Turning the requirement for success into a series of mechanically significant tests with joint probabilities (even just two) without adjusting the target number can seriously erode a player’s likelihood of substantive action; lots of dice are flung, but the chance that any good will come of it for the player diminishes quickly.


#12

The extra roll is meant as a deterrent for reckless action, and not a requirement for every scenario. You can also turn it around. If your knife wielding PC has gotten in close to the barbarian with the axe, now it’s the barbarian that has to figure out how to increase the distance without getting stabbed again.


#13

Isn’t this just a variant of an attack of opportunity?


#14

It is like attack of opportunity in so much that it allows entities in the game to act out of turn, or in response to the actions other entities take, but it is distinct from attack of opportunity in that the main driver of the action is not mechanical, but diegetic.


#15

Understood, but it still quacks like a duck. That should be weighed in the cost-benefit analysis, and its effects on the dice math and subsequent effects on narrative and feel in the game remain germane. That’s all I’m saying.


#16

I like the idea of using DEF as a threshold for meeting a hit. What if you retained the effort bonuses and types as-is, but removed the +10 cap for DEF, raised the targets, and added effort to the D20 check? Particular kinds of attacks become much more likely in inflict hits, but the swinginess still makes it far from guaranteed, and for a myriad of reasons, it makes putting bonuses into BASIC much more appealing.

This may require separating the room target from enemy DEF.


#17

Another idea I’ve been toying with is using armor soak, or doing something like the Year Zero Engine with rolling dice to block damage.
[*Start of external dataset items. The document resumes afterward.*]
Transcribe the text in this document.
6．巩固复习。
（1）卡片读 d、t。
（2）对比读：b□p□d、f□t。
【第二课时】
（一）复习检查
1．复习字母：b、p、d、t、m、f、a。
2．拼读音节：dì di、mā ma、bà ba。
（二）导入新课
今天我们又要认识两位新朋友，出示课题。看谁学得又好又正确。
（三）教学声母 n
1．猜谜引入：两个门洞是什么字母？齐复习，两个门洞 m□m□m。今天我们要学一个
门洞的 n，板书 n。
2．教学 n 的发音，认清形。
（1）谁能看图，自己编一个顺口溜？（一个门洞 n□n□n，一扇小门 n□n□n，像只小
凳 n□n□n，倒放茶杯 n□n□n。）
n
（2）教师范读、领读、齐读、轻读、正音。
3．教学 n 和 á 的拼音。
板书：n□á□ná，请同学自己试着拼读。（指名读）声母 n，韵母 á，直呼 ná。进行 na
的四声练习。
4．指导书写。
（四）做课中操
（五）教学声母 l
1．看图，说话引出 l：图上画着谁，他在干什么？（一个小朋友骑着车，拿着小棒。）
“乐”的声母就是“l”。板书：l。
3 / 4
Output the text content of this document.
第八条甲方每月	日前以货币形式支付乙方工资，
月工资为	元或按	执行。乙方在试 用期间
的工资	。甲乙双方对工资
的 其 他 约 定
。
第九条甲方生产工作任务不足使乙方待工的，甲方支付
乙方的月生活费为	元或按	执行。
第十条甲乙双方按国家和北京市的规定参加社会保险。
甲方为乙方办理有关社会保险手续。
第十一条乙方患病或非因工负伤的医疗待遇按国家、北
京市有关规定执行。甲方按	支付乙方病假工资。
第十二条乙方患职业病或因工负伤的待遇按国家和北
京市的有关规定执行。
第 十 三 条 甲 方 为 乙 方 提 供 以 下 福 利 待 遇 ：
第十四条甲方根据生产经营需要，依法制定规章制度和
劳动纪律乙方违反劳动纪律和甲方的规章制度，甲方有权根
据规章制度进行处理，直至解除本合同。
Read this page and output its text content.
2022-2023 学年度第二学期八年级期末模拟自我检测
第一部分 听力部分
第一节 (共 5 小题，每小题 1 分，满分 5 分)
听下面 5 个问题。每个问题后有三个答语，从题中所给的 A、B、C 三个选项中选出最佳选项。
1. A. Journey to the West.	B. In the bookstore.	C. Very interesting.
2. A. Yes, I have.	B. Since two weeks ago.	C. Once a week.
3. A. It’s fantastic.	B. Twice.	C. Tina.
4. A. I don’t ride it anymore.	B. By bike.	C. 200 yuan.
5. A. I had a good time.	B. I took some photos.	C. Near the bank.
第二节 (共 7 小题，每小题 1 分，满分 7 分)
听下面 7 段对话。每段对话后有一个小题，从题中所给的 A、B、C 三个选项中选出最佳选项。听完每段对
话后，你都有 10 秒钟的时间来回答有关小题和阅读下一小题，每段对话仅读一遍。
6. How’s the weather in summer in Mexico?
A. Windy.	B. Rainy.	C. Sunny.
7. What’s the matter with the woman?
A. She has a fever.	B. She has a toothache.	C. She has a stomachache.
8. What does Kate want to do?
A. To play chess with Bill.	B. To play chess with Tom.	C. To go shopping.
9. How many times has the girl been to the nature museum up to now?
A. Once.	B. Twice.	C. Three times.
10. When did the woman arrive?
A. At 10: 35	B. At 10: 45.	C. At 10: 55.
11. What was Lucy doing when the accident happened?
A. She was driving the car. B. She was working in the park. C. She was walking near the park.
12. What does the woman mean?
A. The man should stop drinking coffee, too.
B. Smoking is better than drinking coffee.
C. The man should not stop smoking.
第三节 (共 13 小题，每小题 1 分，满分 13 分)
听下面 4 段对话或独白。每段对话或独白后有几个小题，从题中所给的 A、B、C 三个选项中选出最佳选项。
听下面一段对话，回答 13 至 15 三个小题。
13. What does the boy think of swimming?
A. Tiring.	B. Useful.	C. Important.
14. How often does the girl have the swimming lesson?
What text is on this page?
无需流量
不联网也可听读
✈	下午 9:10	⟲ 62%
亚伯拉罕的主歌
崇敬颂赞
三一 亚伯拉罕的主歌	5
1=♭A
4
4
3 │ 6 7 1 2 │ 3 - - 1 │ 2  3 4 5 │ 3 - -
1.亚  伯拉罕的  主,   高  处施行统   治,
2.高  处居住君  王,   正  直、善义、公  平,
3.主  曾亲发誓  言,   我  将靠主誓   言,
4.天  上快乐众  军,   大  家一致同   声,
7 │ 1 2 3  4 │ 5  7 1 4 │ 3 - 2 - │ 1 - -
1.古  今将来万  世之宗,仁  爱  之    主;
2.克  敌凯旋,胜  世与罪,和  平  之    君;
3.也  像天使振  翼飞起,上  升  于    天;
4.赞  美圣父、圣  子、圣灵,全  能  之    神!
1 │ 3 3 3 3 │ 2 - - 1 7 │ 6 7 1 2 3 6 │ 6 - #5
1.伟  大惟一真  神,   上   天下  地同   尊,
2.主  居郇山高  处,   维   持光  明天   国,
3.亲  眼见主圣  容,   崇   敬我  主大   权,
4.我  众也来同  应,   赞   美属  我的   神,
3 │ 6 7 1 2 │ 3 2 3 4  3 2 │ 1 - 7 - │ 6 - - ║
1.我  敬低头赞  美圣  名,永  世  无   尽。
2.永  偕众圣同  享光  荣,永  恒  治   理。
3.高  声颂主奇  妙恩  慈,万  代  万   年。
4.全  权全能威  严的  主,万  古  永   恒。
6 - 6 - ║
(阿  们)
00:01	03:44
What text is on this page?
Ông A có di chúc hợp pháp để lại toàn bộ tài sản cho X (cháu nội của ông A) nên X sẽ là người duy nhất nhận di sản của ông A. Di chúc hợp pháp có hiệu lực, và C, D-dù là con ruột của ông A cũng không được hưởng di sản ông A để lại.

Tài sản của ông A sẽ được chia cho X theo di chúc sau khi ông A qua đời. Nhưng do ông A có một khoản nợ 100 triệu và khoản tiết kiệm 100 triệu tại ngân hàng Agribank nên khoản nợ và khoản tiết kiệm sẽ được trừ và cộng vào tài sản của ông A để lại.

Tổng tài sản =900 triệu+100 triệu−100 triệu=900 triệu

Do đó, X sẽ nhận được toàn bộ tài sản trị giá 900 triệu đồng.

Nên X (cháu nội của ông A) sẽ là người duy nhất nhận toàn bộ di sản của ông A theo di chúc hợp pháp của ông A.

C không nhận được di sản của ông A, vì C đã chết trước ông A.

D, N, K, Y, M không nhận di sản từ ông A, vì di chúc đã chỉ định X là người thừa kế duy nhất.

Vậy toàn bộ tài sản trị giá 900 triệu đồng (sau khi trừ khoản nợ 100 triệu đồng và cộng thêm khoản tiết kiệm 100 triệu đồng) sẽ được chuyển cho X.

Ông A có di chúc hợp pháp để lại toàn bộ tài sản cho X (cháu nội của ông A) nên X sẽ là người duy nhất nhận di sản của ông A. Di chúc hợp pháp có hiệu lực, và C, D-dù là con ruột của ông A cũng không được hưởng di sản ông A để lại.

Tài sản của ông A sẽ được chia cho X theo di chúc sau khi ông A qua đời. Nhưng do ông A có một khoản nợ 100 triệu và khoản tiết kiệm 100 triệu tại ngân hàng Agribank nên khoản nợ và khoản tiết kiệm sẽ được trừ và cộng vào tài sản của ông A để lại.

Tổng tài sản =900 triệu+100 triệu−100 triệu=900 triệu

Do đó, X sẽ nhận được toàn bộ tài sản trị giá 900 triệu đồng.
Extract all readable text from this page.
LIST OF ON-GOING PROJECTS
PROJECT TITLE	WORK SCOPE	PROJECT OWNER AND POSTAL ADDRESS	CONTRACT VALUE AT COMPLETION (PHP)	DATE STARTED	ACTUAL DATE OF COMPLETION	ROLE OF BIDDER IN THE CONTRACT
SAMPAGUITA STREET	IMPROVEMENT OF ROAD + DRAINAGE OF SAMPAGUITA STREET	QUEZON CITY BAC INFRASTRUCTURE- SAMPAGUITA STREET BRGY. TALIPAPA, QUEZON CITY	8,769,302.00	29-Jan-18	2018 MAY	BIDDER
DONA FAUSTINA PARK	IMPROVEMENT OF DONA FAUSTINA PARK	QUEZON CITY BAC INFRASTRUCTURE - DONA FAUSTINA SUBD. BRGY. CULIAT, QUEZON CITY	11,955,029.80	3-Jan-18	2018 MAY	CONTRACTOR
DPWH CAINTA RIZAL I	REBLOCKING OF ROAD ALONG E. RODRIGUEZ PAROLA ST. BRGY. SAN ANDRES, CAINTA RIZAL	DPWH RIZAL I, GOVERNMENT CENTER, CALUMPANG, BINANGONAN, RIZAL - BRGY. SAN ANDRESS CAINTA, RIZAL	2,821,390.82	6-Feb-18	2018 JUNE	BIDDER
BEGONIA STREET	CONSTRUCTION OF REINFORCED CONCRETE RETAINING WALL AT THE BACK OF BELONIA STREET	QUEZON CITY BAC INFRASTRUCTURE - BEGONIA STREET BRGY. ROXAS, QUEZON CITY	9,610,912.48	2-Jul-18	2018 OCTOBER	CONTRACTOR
So your EFFORT roll remains a damage roll, but perhaps you roll an ARMOR/DODGE (BASIC EFFORT?) roll that can reduce the amount of damage. The DEFENSE bonus then becomes TO-HIT, and ARMOR becomes a HOW MUCH? question.


#18

I am amazed with how as ICRPG evolves it gets closer to the Savage Worlds rules. Now all we need to do is add -1 to -3 for creatures that are bloodied. This is not a criticism BTW, a compliment really. Savage Worlds is my go to when I want a simple, ready to go universal system.


#19

I have been rolling with hits instead of hit points for awhile. Even before that, I was doing a static damage roll instead of rolling for damage. Less math is always a good thing.


#20

How exactly do you handle it?

Also, I would personally say that its not about less math, but about choosing the right math… if that makes sense.